For a trader with higher than average conviction that the stock market would struggle after Monday’s failed to push above the 200-hour moving average, this is the instrument that would have been best suited to his or her needs. 

Lastly, the ProShares UltraPro Short S&P500 gives traders a tool to gain max bearish exposure, with -3x returns.

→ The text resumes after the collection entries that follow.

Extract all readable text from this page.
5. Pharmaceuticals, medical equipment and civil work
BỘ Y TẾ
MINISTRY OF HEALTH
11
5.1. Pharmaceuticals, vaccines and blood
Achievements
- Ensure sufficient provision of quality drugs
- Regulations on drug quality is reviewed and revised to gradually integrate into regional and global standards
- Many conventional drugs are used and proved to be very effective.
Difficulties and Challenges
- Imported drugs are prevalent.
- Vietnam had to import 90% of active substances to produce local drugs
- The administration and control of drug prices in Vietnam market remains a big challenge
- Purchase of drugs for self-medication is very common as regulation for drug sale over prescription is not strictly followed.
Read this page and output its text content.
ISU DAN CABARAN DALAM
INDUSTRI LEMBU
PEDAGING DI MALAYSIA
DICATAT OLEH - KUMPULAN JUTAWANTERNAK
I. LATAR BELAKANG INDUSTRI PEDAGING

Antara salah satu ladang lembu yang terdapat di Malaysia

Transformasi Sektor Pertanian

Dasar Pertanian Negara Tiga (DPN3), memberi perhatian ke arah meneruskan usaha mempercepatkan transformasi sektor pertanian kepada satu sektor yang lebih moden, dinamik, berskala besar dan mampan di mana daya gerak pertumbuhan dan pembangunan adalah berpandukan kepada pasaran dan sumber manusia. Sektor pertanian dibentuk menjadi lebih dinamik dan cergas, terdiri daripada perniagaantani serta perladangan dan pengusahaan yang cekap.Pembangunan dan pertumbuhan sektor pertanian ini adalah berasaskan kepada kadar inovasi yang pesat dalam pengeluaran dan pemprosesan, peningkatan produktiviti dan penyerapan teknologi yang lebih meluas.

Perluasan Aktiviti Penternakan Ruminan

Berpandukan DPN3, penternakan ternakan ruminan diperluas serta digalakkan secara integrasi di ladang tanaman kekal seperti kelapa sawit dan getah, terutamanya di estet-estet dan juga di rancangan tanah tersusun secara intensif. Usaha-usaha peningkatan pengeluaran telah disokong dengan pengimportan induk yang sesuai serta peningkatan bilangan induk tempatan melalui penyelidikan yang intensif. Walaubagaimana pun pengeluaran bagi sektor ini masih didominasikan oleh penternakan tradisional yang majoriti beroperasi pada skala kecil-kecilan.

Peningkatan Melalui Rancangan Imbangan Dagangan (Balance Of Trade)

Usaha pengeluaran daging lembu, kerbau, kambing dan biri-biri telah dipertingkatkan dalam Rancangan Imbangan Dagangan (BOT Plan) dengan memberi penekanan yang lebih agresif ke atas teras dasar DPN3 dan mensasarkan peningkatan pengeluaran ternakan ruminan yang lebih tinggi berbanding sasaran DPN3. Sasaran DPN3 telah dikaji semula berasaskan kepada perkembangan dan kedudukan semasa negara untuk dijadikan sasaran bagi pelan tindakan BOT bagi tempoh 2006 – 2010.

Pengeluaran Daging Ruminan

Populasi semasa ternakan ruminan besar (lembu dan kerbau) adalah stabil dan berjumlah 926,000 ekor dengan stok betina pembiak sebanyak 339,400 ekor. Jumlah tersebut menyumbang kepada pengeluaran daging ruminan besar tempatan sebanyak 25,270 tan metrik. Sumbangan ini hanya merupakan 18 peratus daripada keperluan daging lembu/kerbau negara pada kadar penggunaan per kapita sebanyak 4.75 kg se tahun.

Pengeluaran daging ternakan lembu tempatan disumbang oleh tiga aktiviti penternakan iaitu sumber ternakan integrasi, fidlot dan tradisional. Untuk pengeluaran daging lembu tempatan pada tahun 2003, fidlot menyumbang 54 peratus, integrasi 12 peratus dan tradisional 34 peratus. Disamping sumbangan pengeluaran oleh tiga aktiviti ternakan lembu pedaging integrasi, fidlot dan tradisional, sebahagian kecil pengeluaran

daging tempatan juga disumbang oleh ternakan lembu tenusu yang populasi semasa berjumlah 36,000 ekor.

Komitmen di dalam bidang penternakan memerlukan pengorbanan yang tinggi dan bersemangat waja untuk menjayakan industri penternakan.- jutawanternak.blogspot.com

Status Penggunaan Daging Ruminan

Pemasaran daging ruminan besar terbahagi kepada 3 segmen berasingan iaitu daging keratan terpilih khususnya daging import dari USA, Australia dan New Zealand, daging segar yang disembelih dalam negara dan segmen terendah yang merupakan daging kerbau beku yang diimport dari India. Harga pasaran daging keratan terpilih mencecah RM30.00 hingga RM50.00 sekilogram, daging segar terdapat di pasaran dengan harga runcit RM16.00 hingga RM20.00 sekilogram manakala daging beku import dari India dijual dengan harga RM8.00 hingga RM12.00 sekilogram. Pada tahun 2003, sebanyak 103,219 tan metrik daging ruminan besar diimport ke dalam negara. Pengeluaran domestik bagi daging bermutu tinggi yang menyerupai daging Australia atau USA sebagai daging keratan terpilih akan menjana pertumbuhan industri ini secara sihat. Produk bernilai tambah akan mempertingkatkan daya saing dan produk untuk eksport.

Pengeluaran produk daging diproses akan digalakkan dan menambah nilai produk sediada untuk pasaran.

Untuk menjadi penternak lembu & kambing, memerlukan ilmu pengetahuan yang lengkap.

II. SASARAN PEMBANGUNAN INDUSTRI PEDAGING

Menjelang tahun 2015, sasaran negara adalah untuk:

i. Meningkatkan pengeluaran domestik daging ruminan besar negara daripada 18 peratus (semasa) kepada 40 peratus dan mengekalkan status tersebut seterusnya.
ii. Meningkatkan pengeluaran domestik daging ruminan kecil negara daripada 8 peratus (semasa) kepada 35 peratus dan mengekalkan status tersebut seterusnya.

Specifically, the ETF is a leveraged inverse ETF providing -2x daily returns of the S&P 500. For example, a $1 drop in the S&P 500, would cause this ETF to increase by about $3.

Needless to say, this final ETF is the instrument that a trader could have used to short the market earlier this past week if he or she had the extreme conviction that the market would fall.

Tactically, the trading plan would have looked something like this:

  1. Identify your outlook
  2. Identify your conviction level
  3. Identify your target
  4. Identify your risk 
  5. Identity your timeframe

Let’s face it, in this scenario, we have the benefit of hindsight, right?

But we can still use this past week’s events as an example of how these specialized instruments could have been used, with an emphasis on the time frame aspect of the trade.

For this example, let’s just say that the trader’s conviction level that the S&P 500 would turn lower after Monday’s hesitant start was mild/average.

With numbers 1 and 2 on the trading plan list above now satisfied, the trader would move on to setting a target. 

As Figure 1 shows, the 438.40 was thick with support in the form of the 09/22 – 09/23 gap and post-09/20 anchored VWAP.


Figure 1

When we’re dealing with the short-term holding times that these inverse ETFs demand in order to work optimally, this also would have been an appropriate target zone for an initial decline, given that SPY’s ATR (Average True Range) at Monday’s high was $5. (Monday’s high of 444.00 – 5 (ATR) = 439.00)

Yes, the market did collapse below the initial 438.40 support level during this past Tuesday’s decline; however, at the time this trade was being set up on Monday, there was no way of predicting such a swoon would occur in such a short period of time.

Now that numbers 1 – 3 on the trading plan list have been established, number 4 (risk) needs to be established.

Given that our discussion began with the S&P 500’s early-week struggle to overtake the 200-hour moving average, this average would have been an appropriate stop-out level, preferably on a closing basis.

Interestingly, as Figure 1 also shows, the area where the 200-hour moving average began the week also housed the Anchored VWAP of the S&P 500’s entire decline from its all-time high on 09/02. 

Such a powerful confluence of resistance helps fortify this level as a stop-out level.

Finally, we come to number 5, the timeframe of the trade.

Remember, inverse and leveraged ETFs are constructed in such a manner that they are only to be used for short-term trades. 

Therefore, if the weakness that was anticipated for this trade did not begin to materialize within 48 hours, the trading plan would have called for the inverse ETF position to be closed out.